The R-Vector gets transformed to indices
[+0.150, +0.653, -0.328, -0.666] --> [2,3,1,0]
Step 5 Pack
We need to store this indices --> [2,3,1,0] --> hex 0x1E
which needs 1 byte (00000000) to store the indices 0 to 3
so total bytes = 2 bytes (for storing norm) + 1 byte for indices
Decompression/unpacking
- indices to numbers from the codebook [2,3,1,0] --> [+0.219, +0.674, -0.219, -0.674]
- unrotate/unspin to get the unrotated vector by multiplying R^T(transpose)
unit_hat[0] = (+0.8395 × +0.219) + (+0.2956 × +0.674)
+ (-0.3277 × -0.219) + (-0.3171 × -0.674)
= +0.184 + 0.199 + 0.072 + 0.214
= +0.669
unit_hat[1] = (+0.4120 × +0.219) + (-0.5448 × +0.674)
+ (+0.7138 × -0.219) + (-0.1547 × -0.674)
= +0.090 - 0.367 - 0.156 + 0.104
= -0.329
unit_hat[2] = (-0.2597 × +0.219) + (-0.4830 × +0.674)
+ (-0.3802 × -0.219) + (-0.7448 × -0.674)
= -0.057 - 0.326 + 0.083 + 0.502
= +0.203
unit_hat[3] = (+0.2411 × +0.219) + (-0.6185 × +0.674)
+ (-0.4884 × -0.219) + (+0.5664 × -0.674)
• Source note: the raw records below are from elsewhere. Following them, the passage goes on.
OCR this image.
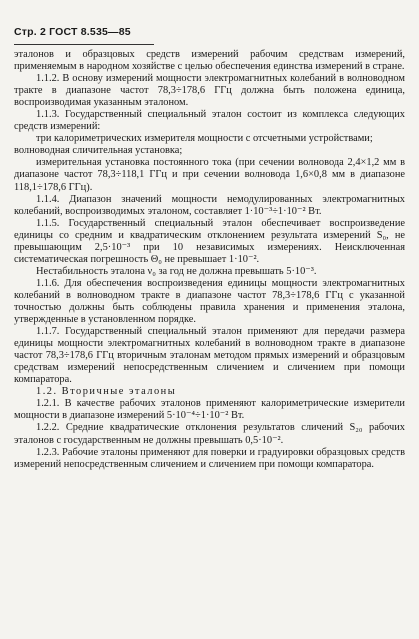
Стр. 2 ГОСТ 8.535—85

эталонов и образцовых средств измерений рабочим средствам измерений, применяемым в народном хозяйстве с целью обеспечения единства измерений в стране.

1.1.2. В основу измерений мощности электромагнитных колебаний в волноводном тракте в диапазоне частот 78,3÷178,6 ГГц должна быть положена единица, воспроизводимая указанным эталоном.

1.1.3. Государственный специальный эталон состоит из комплекса следующих средств измерений:

три калориметрических измерителя мощности с отсчетными устройствами;

волноводная сличительная установка;

измерительная установка постоянного тока (при сечении волновода 2,4×1,2 мм в диапазоне частот 78,3÷118,1 ГГц и при сечении волновода 1,6×0,8 мм в диапазоне 118,1÷178,6 ГГц).

1.1.4. Диапазон значений мощности немодулированных электромагнитных колебаний, воспроизводимых эталоном, составляет 1·10⁻³÷1·10⁻² Вт.

1.1.5. Государственный специальный эталон обеспечивает воспроизведение единицы со средним и квадратическим отклонением результата измерений S₀, не превышающим 2,5·10⁻³ при 10 независимых измерениях. Неисключенная систематическая погрешность Θ₀ не превышает 1·10⁻².

Нестабильность эталона ν₀ за год не должна превышать 5·10⁻³.

1.1.6. Для обеспечения воспроизведения единицы мощности электромагнитных колебаний в волноводном тракте в диапазоне частот 78,3÷178,6 ГГц с указанной точностью должны быть соблюдены правила хранения и применения эталона, утвержденные в установленном порядке.

1.1.7. Государственный специальный эталон применяют для передачи размера единицы мощности электромагнитных колебаний в волноводном тракте в диапазоне частот 78,3÷178,6 ГГц вторичным эталонам методом прямых измерений и образцовым средствам измерений непосредственным сличением и сличением при помощи компаратора.

1.2. Вторичные эталоны

1.2.1. В качестве рабочих эталонов применяют калориметрические измерители мощности в диапазоне измерений 5·10⁻⁴÷1·10⁻² Вт.

1.2.2. Средние квадратические отклонения результатов сличений S₂₀ рабочих эталонов с государственным не должны превышать 0,5·10⁻².

1.2.3. Рабочие эталоны применяют для поверки и градуировки образцовых средств измерений непосредственным сличением и сличением при помощи компаратора.
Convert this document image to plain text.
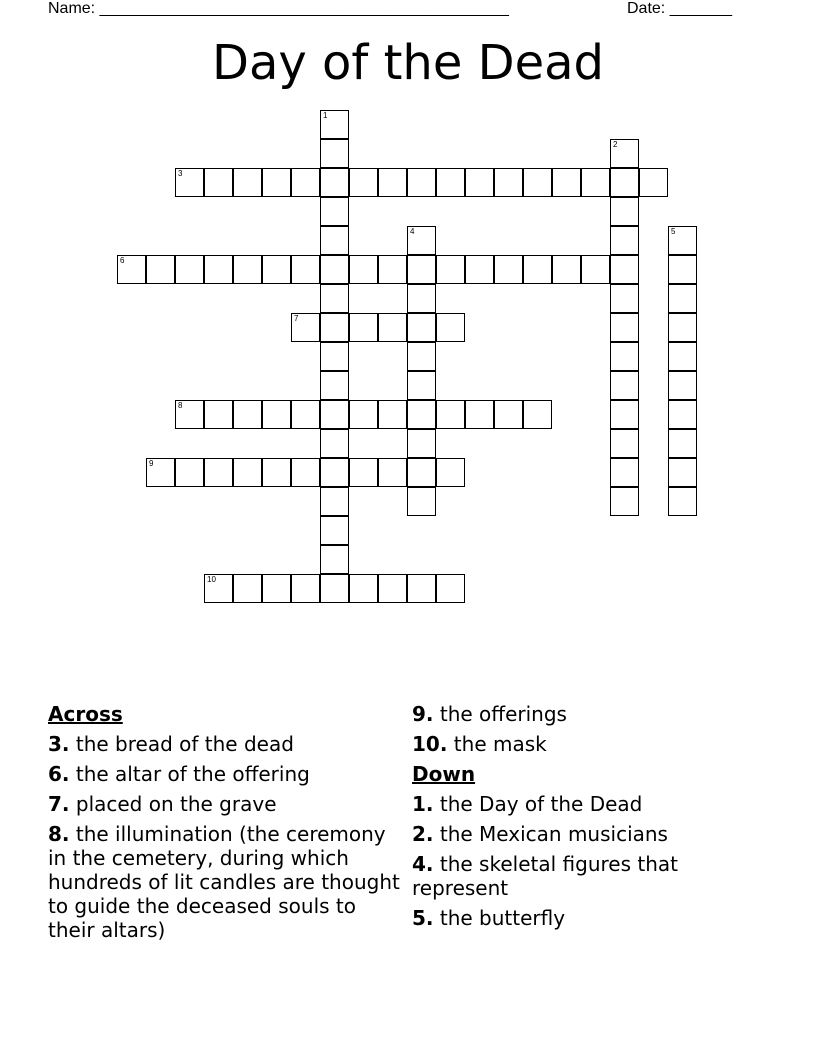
Name: ______________________________________________	Date: _______
Day of the Dead
1
2
3
4	5
6
7
8
9
10
Across
3. the bread of the dead
6. the altar of the offering
7. placed on the grave
8. the illumination (the ceremony in the cemetery, during which hundreds of lit candles are thought to guide the deceased souls to their altars)
9. the offerings
10. the mask
Down
1. the Day of the Dead
2. the Mexican musicians
4. the skeletal figures that represent
5. the butterfly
= +0.053 - 0.417 + 0.107 - 0.382
= -0.639
- scale back with norm value
K_hat = unit_hat × 1.8815
K_hat = [+1.259, -0.620, +0.382, -1.202]
The Verdict: Original vs Reconstructed
Original Reconstructed Error Relative
──────── ───────────── ───── ────────
dim 0: +1.200 +1.259 0.059 4.9%
dim 1: -0.800 -0.620 0.180 22.6%
dim 2: +0.500 +0.382 0.118 23.6%
dim 3: -1.100 -1.202 0.102 9.3%
Overall relative MSE: 1.7%
Look at that! We crushed a 16-byte vector down to 3 bytes and got it back with 1.7% error, but still there is some difference
Now, lets do the math with 4 bit (16 levels) instead of 2
Original Reconstructed Error Relative
──────── ───────────── ───── ────────
dim 0: +1.200 +1.175 0.025 2.1%
dim 1: -0.800 -0.716 0.084 10.5%
dim 2: +0.500 +0.433 0.067 13.4%
dim 3: -1.100 -1.081 0.019 1.7%
Overall relative MSE: 0.4%
As this is a toy example we have taken, we are seeing almost good results, applying this on a real model with ~256 levels give much more better results
Real Numbers: How Much Memory Does This Save?
I implemented TurboQuant from scratch and tested it on real Gemma 4 models. Here's what we measured:
Gemma 4 E2B (5.1 billion parameters)
At 128K token context:
Without TurboQuant:
Model weights: 10.25 GB
KV cache: 2.25 GB
Total: 12.50 GB
With TurboQuant (4-bit):
Model weights: 10.25 GB (unchanged — we only compress the cache)
KV cache: 0.58 GB
Total: 10.83 GB
Saved: 1.67 GB of KV cache memory
Which is 3.9x
Extrapolating the numbers
Extending this 3.9x as we increase the context length and the baseline KV, these are approximations
| Context Length | Baseline KV | TurboQuant KV | Saved | Compression |
|---|---|---|---|---|
| 8K tokens | 2.0 GB | 0.5 GB | 1.5 GB | 3.9x |
| 32K tokens | 8.1 GB | 2.0 GB | 6.0 GB | 3.9x |
| 128K tokens | 32.2 GB | 8.2 GB | 24.0 GB | 3.9x |
| 256K tokens | 64.4 GB | 16.4 GB | 48.0 GB | 3.9x |
P.S I have skipped the QJL(Quantized Johnson-Lindenstrauss) for handling the residuals
Wrapping up
Rotate, snap, pack , three operations, 3.9x less KV cache memory, same answers.